Alternate Minister of Corruption Issues
- In office 23 September 2015 – 9 July 2019
- Prime Minister: Alexis Tsipras
- Preceded by: none (new post)
- Succeeded by: none (post abolished)

Minister of Justice, Transparency and Human Rights
- In office 28 August 2015 – 23 September 2015
- Prime Minister: Vassiliki Thanou-Christophilou
- Preceded by: Nikos Paraskevopoulos

Deputy Minister of Justice
- In office 6 May 2015 – 28 August 2015
- Prime Minister: Alexis Tsipras

Director General of the National Intelligence Service
- In office 14 July – 13 October 2009
- Prime Minister: Kostas Karamanlis
- Preceded by: Joannis Koradis
- Succeeded by: Konstantinos Bikas

Personal details
- Born: 1954 (age 71–72)
- Occupation: Lawyer

= Dimitris Papangelopoulos =

Greek lawyer and politician (born 1954)

Dimitris Papangelopoulos (Δημήτρης Παπαγγελόπουλος; born 1954) is a Greek lawyer and politician who served as Alternate Minister of Corruption Issues in the Second Cabinet of Alexis Tsipras.

He has previously served as the Deputy Minister of Justice in the First Cabinet of Alexis Tsipras, from May to August 2015, and as interim Minister of Justice, Transparency and Human Rights in the Caretaker Cabinet of Vassiliki Thanou-Christophilou. Papangelopoulos was also the Director General of the National Intelligence Service for three months in 2009.

==Career==

Papangelopoulos became a lower court prosecutor in 1983 and remained in this role until 2003, when his fellow prosecutors elected him head of the Athens office of lower court prosecutors. In 2006, he was appointed a special prosecutor responsible for supervising the police's organised crime and counter-terrorism activities.

Papangelopoulos called for a prompt investigation into the large-scale blackout that took place a month before the 2004 Summer Olympics in Athens. In 2007, Papangelopoulos was considering whether a series of arson attacks on Greece's forests could be tried under anti-terrorism law.

Under the premiership of Kostas Karamanlis, Papangelopoulos served as Director General of the National Intelligence Service. He served from 14 July 2009 to 13 October 2009, and was appointed as part of a major reshuffle.

In March 2015, he was appointed Secretary General of the Ministry of Justice, Transparency and Human Rights. On 6 May 2015, Papangelopoulos was sworn in as a Deputy Minister of Justice in the First Cabinet of Alexis Tsipras, serving under Nikos Paraskevopoulos as Minister. According to a statement, he was brought in to focus on increasing the transparency of the judiciary.

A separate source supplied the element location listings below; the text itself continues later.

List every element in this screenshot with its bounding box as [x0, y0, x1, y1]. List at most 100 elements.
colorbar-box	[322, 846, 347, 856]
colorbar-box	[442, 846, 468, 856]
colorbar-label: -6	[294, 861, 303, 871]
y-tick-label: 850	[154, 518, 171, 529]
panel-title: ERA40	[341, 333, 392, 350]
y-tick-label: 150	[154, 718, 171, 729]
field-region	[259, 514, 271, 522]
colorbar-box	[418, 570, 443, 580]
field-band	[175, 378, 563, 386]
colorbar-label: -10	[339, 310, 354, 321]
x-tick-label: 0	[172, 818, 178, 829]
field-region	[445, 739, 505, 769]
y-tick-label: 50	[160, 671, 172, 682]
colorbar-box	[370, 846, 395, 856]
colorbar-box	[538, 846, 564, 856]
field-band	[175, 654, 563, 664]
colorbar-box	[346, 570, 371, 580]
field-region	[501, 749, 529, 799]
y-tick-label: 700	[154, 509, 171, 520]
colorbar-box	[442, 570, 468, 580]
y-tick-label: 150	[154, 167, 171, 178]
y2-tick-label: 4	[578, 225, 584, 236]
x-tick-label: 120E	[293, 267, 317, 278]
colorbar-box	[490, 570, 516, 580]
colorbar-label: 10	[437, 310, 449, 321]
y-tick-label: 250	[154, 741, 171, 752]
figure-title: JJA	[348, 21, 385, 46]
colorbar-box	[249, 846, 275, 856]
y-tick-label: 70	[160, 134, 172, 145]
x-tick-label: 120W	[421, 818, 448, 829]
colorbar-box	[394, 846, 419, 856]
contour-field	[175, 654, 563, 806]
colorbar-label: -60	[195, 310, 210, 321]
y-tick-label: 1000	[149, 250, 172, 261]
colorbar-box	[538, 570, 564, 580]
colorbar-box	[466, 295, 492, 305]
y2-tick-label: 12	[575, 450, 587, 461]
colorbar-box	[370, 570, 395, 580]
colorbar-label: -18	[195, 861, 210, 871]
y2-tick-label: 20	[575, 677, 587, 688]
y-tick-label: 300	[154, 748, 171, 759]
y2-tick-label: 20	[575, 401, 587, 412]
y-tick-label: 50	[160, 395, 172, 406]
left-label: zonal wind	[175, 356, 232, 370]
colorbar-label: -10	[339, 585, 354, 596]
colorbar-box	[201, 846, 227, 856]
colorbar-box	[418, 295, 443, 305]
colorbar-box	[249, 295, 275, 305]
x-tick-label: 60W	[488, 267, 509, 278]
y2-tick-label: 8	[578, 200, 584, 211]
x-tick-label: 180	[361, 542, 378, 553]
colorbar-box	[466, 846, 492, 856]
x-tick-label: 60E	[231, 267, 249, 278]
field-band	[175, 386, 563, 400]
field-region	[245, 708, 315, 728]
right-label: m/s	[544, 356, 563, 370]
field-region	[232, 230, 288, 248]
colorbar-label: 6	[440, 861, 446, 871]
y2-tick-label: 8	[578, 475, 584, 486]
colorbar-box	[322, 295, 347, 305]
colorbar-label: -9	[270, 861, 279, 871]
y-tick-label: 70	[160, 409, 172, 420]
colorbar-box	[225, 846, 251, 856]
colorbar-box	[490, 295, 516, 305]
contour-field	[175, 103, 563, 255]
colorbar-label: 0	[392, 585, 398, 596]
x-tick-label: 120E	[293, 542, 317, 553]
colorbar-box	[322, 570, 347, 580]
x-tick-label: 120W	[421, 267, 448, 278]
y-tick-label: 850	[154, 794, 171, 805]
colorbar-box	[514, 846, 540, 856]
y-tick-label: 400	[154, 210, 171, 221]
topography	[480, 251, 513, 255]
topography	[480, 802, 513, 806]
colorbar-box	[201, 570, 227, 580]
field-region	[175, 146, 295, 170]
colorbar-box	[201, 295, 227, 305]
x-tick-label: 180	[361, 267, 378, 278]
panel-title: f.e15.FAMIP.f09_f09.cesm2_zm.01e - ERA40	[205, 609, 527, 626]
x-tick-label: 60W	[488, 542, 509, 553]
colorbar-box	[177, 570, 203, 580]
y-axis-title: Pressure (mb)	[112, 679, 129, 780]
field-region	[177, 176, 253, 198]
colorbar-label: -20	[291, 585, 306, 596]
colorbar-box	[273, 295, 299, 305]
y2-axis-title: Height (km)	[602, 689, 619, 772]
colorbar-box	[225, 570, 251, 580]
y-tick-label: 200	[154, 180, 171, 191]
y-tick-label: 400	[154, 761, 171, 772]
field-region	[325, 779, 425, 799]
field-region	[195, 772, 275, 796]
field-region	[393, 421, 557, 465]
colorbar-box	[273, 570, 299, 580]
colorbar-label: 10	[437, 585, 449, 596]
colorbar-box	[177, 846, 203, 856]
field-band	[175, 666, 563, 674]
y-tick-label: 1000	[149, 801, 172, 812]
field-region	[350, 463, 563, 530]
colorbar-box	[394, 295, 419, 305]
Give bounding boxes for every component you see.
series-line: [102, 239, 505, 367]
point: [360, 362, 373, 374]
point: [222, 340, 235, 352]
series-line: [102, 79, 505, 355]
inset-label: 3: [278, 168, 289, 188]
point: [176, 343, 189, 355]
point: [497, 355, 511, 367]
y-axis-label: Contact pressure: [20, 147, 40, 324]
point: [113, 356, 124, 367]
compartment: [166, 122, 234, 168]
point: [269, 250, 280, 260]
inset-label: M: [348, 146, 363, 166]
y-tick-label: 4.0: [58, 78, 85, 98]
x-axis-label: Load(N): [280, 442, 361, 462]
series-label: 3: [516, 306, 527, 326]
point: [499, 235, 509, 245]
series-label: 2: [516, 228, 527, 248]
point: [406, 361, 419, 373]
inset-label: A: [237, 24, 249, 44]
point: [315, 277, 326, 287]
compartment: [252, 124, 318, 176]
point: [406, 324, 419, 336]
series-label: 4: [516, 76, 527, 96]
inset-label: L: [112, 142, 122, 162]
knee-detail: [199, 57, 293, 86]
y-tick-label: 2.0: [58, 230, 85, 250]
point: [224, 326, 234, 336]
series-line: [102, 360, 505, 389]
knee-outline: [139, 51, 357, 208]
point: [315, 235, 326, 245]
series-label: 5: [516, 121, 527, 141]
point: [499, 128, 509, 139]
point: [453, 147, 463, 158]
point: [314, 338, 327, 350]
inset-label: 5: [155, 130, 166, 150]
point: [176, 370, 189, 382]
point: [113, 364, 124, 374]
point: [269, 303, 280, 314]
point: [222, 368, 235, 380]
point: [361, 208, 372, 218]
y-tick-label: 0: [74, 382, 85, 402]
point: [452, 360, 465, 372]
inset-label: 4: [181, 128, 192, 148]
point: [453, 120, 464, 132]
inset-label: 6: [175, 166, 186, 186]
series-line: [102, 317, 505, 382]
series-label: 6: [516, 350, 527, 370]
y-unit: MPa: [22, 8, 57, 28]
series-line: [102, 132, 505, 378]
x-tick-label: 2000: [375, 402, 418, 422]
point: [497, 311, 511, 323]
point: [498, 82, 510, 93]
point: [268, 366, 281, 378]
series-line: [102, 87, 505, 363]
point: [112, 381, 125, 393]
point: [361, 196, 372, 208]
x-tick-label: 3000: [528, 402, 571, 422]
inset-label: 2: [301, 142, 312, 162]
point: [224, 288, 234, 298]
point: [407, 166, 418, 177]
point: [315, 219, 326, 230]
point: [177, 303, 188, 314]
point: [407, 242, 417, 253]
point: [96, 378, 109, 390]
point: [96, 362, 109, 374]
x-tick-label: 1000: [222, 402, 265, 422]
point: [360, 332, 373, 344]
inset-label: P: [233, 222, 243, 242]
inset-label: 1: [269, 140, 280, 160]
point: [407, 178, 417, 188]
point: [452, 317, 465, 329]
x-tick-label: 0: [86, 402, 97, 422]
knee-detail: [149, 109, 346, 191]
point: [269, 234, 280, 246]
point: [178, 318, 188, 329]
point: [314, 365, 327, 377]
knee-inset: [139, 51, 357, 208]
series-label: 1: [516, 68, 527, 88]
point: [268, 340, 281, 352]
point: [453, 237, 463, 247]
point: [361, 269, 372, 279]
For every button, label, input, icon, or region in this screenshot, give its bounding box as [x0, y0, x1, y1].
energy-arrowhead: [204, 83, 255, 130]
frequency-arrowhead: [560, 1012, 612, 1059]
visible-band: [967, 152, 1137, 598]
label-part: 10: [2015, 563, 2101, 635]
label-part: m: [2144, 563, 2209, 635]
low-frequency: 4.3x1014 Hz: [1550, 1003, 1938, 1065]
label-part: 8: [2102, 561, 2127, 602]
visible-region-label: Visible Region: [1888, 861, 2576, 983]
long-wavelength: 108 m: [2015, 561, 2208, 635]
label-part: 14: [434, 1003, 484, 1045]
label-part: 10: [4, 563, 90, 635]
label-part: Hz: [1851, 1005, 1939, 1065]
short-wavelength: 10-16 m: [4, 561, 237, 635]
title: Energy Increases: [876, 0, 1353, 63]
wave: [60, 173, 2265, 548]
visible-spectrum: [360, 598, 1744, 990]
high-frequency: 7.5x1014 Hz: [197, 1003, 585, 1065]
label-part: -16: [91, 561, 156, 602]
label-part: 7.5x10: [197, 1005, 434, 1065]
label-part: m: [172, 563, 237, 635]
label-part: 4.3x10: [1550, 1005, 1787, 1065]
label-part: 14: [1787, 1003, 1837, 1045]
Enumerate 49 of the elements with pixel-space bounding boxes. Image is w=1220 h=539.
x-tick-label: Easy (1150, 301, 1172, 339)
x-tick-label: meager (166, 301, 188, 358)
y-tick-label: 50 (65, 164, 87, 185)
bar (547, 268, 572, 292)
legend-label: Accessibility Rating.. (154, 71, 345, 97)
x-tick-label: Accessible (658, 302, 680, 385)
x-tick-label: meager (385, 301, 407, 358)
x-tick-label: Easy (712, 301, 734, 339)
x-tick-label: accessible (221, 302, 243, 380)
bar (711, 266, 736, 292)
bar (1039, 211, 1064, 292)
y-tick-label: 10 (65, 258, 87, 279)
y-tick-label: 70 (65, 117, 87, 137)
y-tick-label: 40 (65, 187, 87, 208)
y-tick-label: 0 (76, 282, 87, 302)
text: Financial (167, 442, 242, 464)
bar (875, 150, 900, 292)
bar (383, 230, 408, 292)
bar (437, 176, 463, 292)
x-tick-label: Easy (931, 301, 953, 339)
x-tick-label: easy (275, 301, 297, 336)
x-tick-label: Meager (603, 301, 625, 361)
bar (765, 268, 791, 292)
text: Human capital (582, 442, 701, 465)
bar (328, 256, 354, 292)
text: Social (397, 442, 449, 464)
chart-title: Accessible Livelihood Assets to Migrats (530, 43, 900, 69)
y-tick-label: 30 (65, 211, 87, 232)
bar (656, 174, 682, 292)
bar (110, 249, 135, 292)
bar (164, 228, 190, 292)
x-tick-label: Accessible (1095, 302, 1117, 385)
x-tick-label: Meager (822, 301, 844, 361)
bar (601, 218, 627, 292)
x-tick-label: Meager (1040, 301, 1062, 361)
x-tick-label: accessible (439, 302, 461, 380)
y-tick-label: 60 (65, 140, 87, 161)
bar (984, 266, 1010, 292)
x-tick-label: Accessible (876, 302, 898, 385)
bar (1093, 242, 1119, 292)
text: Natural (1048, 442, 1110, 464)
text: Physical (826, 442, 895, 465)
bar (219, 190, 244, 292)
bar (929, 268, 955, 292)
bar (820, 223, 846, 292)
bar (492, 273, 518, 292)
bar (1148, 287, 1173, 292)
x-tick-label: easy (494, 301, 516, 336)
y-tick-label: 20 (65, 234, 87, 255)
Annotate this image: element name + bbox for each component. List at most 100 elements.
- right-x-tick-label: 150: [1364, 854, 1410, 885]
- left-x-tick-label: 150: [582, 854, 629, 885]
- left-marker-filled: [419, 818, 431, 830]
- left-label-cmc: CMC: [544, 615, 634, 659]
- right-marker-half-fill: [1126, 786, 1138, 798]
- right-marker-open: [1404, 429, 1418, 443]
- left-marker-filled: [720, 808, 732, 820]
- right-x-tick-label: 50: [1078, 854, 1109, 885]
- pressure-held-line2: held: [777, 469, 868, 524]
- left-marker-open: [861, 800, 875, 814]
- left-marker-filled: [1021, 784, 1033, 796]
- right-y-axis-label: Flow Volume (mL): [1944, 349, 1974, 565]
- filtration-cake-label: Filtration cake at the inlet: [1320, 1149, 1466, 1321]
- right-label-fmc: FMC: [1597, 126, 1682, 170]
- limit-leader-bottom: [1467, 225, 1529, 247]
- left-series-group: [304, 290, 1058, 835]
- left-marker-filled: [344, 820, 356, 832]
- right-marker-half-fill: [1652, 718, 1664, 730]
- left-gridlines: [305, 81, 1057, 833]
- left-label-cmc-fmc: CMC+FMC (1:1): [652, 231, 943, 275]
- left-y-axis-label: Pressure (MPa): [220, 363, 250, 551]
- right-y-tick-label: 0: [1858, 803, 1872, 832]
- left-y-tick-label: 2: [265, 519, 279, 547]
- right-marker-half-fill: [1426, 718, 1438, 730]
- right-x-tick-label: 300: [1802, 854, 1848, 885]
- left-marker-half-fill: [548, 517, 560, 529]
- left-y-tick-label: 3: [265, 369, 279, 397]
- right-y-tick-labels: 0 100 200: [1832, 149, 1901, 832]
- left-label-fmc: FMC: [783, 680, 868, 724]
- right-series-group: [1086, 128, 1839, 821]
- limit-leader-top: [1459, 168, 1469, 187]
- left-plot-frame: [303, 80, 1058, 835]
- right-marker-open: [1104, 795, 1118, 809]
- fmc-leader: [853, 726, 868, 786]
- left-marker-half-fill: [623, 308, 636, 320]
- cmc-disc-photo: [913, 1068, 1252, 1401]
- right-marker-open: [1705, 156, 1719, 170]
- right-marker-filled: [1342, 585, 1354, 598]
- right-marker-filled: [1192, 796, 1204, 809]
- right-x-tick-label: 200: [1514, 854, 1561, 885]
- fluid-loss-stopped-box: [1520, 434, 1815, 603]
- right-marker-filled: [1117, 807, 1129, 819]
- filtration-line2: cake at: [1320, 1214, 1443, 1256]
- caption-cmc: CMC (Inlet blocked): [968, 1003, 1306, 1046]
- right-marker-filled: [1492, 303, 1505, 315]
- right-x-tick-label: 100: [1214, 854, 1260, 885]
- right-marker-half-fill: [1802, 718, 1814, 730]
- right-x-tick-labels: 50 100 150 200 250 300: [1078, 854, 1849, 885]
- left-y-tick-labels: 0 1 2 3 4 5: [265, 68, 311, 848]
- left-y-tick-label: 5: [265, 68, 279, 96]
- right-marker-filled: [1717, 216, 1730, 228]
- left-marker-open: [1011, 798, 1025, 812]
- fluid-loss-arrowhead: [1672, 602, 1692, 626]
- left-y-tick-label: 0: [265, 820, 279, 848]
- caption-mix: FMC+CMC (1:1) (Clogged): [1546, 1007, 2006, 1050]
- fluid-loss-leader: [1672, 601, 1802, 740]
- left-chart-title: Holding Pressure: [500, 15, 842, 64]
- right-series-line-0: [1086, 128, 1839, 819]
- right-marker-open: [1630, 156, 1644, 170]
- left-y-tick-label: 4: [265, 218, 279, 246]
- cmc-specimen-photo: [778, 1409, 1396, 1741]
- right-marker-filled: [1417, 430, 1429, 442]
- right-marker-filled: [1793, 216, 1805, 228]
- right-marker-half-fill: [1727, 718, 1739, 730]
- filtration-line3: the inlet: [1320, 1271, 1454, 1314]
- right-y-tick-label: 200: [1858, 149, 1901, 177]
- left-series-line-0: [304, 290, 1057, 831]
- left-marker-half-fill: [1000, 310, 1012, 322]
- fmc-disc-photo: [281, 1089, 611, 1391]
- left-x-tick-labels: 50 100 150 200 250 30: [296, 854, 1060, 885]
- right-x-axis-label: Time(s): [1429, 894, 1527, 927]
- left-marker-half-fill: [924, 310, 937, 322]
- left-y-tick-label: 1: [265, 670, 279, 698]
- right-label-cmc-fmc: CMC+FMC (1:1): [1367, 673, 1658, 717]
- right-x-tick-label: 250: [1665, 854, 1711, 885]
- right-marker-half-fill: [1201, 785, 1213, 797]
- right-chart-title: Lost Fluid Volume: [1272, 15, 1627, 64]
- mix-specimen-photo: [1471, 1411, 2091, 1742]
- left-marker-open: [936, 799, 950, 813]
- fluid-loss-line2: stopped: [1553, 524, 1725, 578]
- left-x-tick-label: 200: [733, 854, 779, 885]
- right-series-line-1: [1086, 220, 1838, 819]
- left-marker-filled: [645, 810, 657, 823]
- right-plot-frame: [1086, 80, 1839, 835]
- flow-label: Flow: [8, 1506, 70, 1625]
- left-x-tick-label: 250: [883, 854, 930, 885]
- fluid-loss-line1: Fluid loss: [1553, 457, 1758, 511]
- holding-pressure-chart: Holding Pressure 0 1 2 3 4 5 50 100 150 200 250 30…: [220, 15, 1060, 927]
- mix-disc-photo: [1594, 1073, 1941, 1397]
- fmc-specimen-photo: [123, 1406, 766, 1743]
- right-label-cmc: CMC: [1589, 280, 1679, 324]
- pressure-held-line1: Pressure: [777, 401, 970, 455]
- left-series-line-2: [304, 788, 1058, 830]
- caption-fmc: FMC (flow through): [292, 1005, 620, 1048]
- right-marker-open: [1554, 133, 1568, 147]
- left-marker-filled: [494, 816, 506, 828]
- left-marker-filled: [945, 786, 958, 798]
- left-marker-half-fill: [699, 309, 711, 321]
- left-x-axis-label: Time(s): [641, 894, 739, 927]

Papangelopoulos served as the interim Minister of Justice, Transparency and Human Rights in the Caretaker Cabinet of Vassiliki Thanou-Christophilou from August to September 2015 before returning to the Second Cabinet of Alexis Tsipras on 23 September as the Alternate Minister of Corruption Issues in the Ministry of Justice, Transparency and Human Rights.